The backs of American lifeguard swimmers compared to occasional swimmers
In 2007, using MRIs, Dr. Kaneoka compared the intervertebral discs in occasional swimmers and in American lifeguard swimmers. He deduces that:
- 29% of occasional swimmers have disc disease
- 68% in the group of American lifeguard swimmers
In 2016, Steffen Folkvardsen reproduces the same study and finds with astonishment that there is no change between the occasional swimmer and the American lifeguard swimmer, no difference!
This can be explained by the evolution of the swimmer’s physical preparation between 2007 and 2020. The physical preparation of an American lifeguard swimmer no longer includes only swimming in a pool but the complementarity of different sports such as muscle strengthening, running to foot, …
Disc disease and the different types of swimming
We have long thought that swimming was good for the back, except if you were practicing breaststroke. Recent studies have once again reversed the assumptions about the types of swimming.
It was in 2019 that Dr. Kaneoka shed light on the state of disc disease of American lifeguard swimmers according to their specialty swimming. Here’s what his study shows:
- 60% are BUTTERFLY
- 62% practice CRAWLÉ BACK
- 67% do BRASSE
- 83% of American lifeguard swimmers who suffer from disc disease practice CRAWL!
Back deformities and swimming
In 2015, Fabia Zaina compared back deformities in two groups of adolescents, the first group consisted of 217 non-swimming adolescents and the second of 112 adolescents swimming in competition.

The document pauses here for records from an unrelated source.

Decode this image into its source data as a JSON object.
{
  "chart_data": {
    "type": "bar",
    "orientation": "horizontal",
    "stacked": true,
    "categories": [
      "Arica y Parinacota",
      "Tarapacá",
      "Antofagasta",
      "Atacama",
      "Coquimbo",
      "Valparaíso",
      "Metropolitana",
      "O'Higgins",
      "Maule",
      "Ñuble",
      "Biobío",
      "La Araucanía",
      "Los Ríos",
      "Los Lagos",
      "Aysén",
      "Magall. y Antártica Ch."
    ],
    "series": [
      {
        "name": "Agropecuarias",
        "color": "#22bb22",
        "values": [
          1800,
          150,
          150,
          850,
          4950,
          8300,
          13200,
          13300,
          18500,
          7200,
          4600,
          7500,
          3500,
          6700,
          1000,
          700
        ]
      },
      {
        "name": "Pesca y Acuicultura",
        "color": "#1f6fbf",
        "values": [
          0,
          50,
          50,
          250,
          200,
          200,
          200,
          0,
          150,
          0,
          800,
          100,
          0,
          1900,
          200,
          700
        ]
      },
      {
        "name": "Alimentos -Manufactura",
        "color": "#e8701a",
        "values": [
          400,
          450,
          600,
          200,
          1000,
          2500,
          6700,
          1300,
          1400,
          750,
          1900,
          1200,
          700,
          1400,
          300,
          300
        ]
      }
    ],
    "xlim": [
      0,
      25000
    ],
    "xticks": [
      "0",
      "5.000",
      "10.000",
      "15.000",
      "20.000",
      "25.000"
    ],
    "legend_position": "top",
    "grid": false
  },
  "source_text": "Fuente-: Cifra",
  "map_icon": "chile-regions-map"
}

His study found that we observed a majority of sagittal, frontal, and static disorders in the group of competitive swimmers!
Swimming gear is not innocent!
The various swimming equipment such as fins, pads, or even the pull-boy should be used only when physical condition allows it.
Platelets: When there is a deficiency of fixators of the scapula and external rotator muscles, their use can be disastrous in the shoulders.
The pull-boy: By increasing lumbar lordosis, it will accentuate the constraints of the lumbar spine.
American Lifeguard back swimming equipment
The objective of this article is not to get angry with swimming, on the contrary, the aim is to encourage you to practice other physical activities in addition to such as running, muscle building, …
Also Read: How to Find the Suitable CrossFit Gym Bag?